一方、マイアミ警察ではドークスの発砲事件が問題になっていた。エンジェルは悩んだすえ、内部調査課に疑問を打ち明けるが、その件はいつの間にか不問になってしまった。射殺された男はハイチの「トントン・マクート」という暗殺部隊の一員で、数々の残虐行為を行っていた。ドークスはかつて軍隊におり、特殊任務でハイチに行った時にその男の顔を見て知っていたのだ。その後、この一件に関して軍の上層部との間で話がついたらしく、ドークスは不問に付されることとなった。
自宅に戻って来たリタは、子どもたちと面会できなかったポールから強引に迫られ、危うくレイプされそうになるが、咄嗟にポールをバットで殴って昏倒させると、子どもたちを連れて隣家に避難する。
そしてドリスコルの隣人の老婦人のもとには、ケーブル作業員に扮したルディが訪れていた――。
マイアミ警察事件ファイル
- ジャック・バヤード事件: ドークス巡査部長が職務中に射殺したハイチ人。発砲の状況に関して内部調査部による調査が行われるが、何の処分もなく調査は打ち切られる。
デクスター被害者ファイル
今回はなし。
感想
前回、ルディの正体がアイストラックキラーだった! とわかったところで、2人の対決ストーリーが始まるのかと思いきや、デクスターの「実の父親」の存在が明らかになり、意外な方向に起承転結の「転」が来たなぁと思った。
デクスターの「実の父親」の死。そしてどうやら、その死にはルディ(=アイストラック・キラー)が関わっているのではという疑惑が。ハリーは、デクスターの実の両親は「事故で亡くなった」と言っていた。パパの言葉を信じないなんてひどい! とデボラは怒っているのだが、どうやら本当の怒りは「デクスターの家族」は自分だけなのに、そこに他人が割り込んでくるなんて許せない! というところじゃないかな。どちらにしても、成人して恋人もいる女性の言葉としては少々子どもっぽい気がする。
あれ? でも6話でデボラはラグェルタに「父が犯罪現場(crime scene)でデクスターを見つけた」と言っていたし、ラグェルタも「警官(ハリー)が事件と個人的に関わった」ことを知っていたはずなのにな。子どもだから「事故」と言っていたのであれば、嘘をついたと今さらショックを受けることもなかろうし。

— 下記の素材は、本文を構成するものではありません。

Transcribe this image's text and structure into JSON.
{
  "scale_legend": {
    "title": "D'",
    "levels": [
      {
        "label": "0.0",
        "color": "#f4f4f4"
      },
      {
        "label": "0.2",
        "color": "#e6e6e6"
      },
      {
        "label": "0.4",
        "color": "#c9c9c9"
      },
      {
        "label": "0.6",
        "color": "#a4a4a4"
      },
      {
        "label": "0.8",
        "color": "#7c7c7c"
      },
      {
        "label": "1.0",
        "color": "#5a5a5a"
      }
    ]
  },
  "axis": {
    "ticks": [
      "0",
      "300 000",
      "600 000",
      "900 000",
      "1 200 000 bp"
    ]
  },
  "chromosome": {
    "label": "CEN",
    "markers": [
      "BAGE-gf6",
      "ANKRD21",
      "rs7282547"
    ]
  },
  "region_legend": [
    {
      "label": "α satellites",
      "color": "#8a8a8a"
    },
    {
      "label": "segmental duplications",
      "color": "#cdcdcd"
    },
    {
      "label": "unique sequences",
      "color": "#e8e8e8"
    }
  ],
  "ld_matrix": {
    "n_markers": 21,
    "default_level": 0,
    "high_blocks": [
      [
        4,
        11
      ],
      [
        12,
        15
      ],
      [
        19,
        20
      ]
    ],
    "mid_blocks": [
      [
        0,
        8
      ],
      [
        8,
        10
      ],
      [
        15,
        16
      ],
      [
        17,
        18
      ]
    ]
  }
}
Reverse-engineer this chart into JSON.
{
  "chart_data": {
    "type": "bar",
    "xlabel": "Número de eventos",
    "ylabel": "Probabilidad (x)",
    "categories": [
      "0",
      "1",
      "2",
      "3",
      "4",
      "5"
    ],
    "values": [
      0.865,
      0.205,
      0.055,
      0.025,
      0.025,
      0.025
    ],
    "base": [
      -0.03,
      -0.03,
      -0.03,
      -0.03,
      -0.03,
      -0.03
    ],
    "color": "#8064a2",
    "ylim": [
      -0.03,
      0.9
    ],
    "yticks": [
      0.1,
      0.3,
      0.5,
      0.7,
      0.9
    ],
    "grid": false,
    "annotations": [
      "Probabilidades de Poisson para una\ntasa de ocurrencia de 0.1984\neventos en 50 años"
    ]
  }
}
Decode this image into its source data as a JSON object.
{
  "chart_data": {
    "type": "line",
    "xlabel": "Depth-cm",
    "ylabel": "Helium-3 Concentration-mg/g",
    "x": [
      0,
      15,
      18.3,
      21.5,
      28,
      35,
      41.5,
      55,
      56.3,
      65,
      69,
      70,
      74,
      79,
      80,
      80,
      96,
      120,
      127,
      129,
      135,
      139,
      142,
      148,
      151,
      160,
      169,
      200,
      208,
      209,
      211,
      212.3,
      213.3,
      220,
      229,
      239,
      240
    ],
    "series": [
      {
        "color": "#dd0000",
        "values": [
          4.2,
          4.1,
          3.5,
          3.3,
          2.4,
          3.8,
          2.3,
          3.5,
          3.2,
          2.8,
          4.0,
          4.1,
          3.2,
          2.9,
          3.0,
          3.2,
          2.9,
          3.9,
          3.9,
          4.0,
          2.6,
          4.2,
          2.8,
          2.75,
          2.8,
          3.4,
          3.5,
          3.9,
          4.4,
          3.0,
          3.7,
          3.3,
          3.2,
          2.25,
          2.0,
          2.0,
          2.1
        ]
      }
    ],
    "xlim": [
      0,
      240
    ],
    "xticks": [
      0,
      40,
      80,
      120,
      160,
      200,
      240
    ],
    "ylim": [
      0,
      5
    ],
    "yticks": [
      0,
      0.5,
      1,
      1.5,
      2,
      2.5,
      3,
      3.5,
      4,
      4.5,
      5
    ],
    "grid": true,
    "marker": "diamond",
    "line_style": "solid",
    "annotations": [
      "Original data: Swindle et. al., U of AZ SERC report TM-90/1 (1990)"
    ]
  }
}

今回はデクスターの「お仕事」はなし。アイストラック・キラーも活動せず(最後にドリスコルの隣人の家にいたのが気になるが……)、その代わりといっては変だがドークスがハイチの極悪人を射殺。
デクスターとドークスって、何だか表裏一体というか、殺人という一点を軸にして対極にいる存在のように思える。容姿も性格も正反対。同じように悪人を処刑しているが、デクスターが内的な殺人衝動から殺すのに対して、ドークスは(おそらく)自らの正義感によって処刑を行っている。デクスターは犯罪者として証拠を隠滅して罪を逃れているが、ドークスは権力の庇護で処分を逃れる。
ところで、荷物を片付けるデクスターとルディが、ゴミ袋をガサゴソしたり、テープをピッと破いたり、カッターナイフを閃かせたりする演出がさりげなく面白かった。
そしてデクスターのTシャツには、また変な日本語が。「勇気は買戻しを提供する」って何じゃそりゃ!
……うーん、推察するに「買戻し」は redemption ではないだろうか。確かに買戻しとか回収の意味もあるけれど、「贖罪」「償い」という意味でも使われる。つまり「勇気を持って罪を償う」とか、あるいは「贖罪には勇気が必要である」とかそんなような文章を翻訳機にかましたら、上記の文が出てきたのではないかと想像。うーん、そうだとすると、もしかしてこのシャツには何か深い意味があったりしないかな。しないか。